Monday, December 16, 2013

Rarebit Fiend

Rarebit Fiend

But my dreams
They aren't as empty
As my conscience seems to be

In Wermspittle the dish known as Rarebit is made using either wood alcohol or Black Liquor (or both), Butterkase, Vermkase or Casu Marzu, and in some cases the milky froth left-over from preparing Hard Candy. The ingredients are melted together and then poured over stale bread (especially ergotized rye), fried slices of bread-pudding, or whatever crumbly-bits of baked good are left on-hand. Some folks like to use the wort left after making a batch of beer, especially after it has been left to rot a while as it works better when it is ripe and alive, or so say the Midwives.

Not everyone has a taste for Rarebit. But for those who do develop a tolerance for this powerful and wildly unpredictable psychoactive delicacy, it is a one-way ticket to power. The kind of power known only to the dream-touched and the damned.

Upon consuming Wermspittle-style Rarebit, a Save is required.
Those who succeed go on to experience terrible nightmares, lose 1 point of WIS for the next week, and suffer a -1 penalty on all Saves versus Fear or Confusion effects.
Those who fail become Chaotic in alignment, suffer a permanent loss of 1 point of WIS, and permanently gain Dreamsight.
Those who fail their Save three times become Rarebit Fiends.

Rarebit Fiend
No. Enc.: 1
Alignment: Chaotic
Movement: 150' (50')
         Drift: 300' (100')
Armor Class: 3 (Only take half-damage from physical attacks)
Hit Dice: variable
Attacks: 1 (Touch or weapon)
Damage: 1d6, (Fear or Confusion)
Save: as per HD or Level
Morale: 6 (+any CHAR Bonus)

Special: Passwall (once per day per HD or Level), Dreamshift (enter fully into dream once per day every 3 HD or 3 Levels). When attacking, a Rarebit Fiend can choose to instill either Fear or Confusion in their victim (as a Touch attack) once per day per HD or Level. They can only do one or the other, not both, and anyone who successfully Saves against this special attack becomes permanently immune to that particular fiend's Fear or Confusion effects.

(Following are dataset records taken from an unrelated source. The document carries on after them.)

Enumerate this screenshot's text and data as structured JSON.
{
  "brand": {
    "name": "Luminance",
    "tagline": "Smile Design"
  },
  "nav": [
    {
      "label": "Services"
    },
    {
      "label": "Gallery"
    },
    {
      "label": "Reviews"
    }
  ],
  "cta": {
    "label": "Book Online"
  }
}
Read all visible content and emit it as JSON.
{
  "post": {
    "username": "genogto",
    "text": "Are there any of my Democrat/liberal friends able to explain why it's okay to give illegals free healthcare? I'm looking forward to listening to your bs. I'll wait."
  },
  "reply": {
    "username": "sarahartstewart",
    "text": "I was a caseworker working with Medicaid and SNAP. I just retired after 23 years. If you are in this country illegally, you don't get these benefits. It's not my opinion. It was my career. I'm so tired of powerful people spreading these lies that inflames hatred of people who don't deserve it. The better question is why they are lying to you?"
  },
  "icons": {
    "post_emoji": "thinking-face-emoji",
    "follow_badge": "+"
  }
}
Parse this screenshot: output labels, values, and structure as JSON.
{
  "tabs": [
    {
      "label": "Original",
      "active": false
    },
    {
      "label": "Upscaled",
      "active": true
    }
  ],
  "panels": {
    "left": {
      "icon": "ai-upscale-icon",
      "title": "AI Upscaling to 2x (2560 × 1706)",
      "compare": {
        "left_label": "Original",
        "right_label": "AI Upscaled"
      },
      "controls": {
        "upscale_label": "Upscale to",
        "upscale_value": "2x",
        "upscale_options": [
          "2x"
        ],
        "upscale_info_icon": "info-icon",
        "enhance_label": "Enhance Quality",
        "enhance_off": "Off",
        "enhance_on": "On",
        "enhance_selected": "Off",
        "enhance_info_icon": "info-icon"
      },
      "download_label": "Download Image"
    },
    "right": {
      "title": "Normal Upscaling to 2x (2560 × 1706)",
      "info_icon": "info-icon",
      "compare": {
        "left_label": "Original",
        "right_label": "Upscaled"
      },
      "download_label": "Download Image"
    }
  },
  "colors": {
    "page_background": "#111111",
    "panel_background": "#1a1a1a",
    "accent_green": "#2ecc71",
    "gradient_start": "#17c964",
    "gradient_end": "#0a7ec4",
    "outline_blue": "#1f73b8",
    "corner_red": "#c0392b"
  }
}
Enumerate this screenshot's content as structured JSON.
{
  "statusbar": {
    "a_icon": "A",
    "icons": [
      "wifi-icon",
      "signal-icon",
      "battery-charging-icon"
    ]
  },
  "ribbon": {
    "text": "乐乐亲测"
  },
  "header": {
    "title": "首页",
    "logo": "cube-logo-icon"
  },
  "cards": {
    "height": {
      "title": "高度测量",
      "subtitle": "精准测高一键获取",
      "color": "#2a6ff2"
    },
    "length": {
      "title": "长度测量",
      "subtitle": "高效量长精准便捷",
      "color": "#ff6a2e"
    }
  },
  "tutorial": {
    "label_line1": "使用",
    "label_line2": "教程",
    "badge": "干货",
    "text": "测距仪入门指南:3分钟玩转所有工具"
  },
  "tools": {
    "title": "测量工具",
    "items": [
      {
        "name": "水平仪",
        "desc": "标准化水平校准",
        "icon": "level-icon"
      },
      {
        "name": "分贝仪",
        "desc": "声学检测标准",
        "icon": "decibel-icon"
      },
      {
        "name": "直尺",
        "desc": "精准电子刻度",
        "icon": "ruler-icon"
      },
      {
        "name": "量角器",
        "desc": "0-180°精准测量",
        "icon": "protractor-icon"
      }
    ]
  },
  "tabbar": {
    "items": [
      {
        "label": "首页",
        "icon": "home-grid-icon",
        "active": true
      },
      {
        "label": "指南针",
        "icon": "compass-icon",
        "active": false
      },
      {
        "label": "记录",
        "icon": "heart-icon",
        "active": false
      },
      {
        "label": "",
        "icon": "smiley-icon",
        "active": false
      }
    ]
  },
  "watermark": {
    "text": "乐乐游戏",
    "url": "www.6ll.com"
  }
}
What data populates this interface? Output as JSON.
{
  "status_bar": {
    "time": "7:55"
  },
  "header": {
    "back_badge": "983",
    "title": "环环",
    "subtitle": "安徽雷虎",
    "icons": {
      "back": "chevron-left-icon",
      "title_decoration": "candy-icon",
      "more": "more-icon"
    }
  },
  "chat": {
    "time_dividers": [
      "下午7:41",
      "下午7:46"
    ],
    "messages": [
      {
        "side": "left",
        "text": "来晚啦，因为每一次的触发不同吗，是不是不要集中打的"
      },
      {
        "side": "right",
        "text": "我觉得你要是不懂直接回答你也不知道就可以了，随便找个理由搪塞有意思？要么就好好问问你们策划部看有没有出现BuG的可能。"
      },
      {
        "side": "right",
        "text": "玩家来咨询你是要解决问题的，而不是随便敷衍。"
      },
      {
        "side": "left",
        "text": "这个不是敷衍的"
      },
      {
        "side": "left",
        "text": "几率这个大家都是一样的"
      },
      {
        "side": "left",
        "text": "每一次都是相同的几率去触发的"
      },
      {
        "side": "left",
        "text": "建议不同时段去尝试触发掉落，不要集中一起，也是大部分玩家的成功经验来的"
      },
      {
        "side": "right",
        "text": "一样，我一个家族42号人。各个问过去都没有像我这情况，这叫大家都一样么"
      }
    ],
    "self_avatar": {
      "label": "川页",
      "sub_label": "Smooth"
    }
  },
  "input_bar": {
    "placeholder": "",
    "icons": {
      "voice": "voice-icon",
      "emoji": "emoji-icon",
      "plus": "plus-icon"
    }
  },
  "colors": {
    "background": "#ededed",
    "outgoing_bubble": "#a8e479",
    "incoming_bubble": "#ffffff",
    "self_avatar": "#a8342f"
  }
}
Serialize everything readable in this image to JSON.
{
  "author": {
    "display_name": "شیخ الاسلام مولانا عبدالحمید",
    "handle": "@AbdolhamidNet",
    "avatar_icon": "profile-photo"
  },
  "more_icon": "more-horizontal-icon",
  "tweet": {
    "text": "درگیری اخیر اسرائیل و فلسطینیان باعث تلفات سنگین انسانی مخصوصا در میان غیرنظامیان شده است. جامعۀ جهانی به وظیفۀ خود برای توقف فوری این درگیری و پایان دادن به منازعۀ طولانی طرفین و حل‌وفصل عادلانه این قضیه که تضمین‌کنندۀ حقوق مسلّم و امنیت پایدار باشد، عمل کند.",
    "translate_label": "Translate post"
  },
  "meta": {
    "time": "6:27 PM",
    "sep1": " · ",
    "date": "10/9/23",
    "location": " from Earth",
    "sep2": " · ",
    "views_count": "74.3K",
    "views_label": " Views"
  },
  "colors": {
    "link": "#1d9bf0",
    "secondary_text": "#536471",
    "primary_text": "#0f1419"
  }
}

Rarebit Fiends are no longer completely here, nor quite right in the head. They are semi-transparent, resembling a ghost, and have become almost as much some kind of dream as anything material. They can only be seriously injured by magical weapons or spells, all other physical attacks only do half damage, unless the Rarebit Fiend opts to Dreamshift fully into Dreamspace, Slumberland, the Dreamlands, or whatever version, region or strata of the sub/unconscious realms they have gained access to in the course of their transformation. Making this shift to escape damage forces them to remain within the dreaming realms for 1d4 days per point of damage avoided.

They can wield magical items, armor and weapons, however magical armor only gives them half the protection it normally offers. They cannot use potions and must feed upon ectoplasm, oneiroplasm and similar things, including the life-force of living beings, however they are not immediately able to drain life-energy. That is a skill they must be taught, or spend many months or even years practicing, before they ever really get the hang of it.

Rarebit Fiends really came into pop-culture prominence through the pioneering work of Windsor McCay and his ground-breakingly surreal comic strip adventures a well as some very early movies made with Thomas Edison. The collected Dream of the Rarebit Fiend comic strips are available online at the Comic Strip Library. More than one version of the movies W. McCay did with Edison is available at YouTube, including Dream of the Rarebit Fiend (1906), The Flying House and The Pet. Windsor McCay went on to create both Gertie the Dinosaur and Little Nemo in Slumberland. There's a lot of Little Nemo in how we handle the Dreaming/Dreamstates/Dreamlands/Slumberland continuum...
We're big fans of McCay's animation and comics. Little Nemo in particular has been a very big influence on Wermspittle and is right at the top of the Vermiform Appendix; our list of influences and references for Wermspittle that somewhat parallels the Appendix N of classic D&D.


  1. Rarebit fiends are perfect for Wermspittle.

    1. The entire Rarebit Fiend comic strip is available online through the Comic Strip Library. Edison's 1903 movie adapted from the Rarebit Fiend comic strip is at YouTube. Fun stuff! And we agree; Rarebit Fiends are a natural fit for Wermspittle.

    2. There. Now I've been able to go back and add-in the footer that got left-off. this post has been sitting in the Drafts section for more than two years now, so I missed adding in the new-style footers we're using now. There's more Little Nemo inspired stuff on the way...

  2. This is outstanding, a great example of weaving new ideas and old together, maybe with surprising sources and associations, and very oneiric of course. The footers make it a good education too.

    1. Thanks. This series is a lot of fun to do, especially now that we've sort of settled into an approach that seems to work. We'll be doing a few more of these down the road.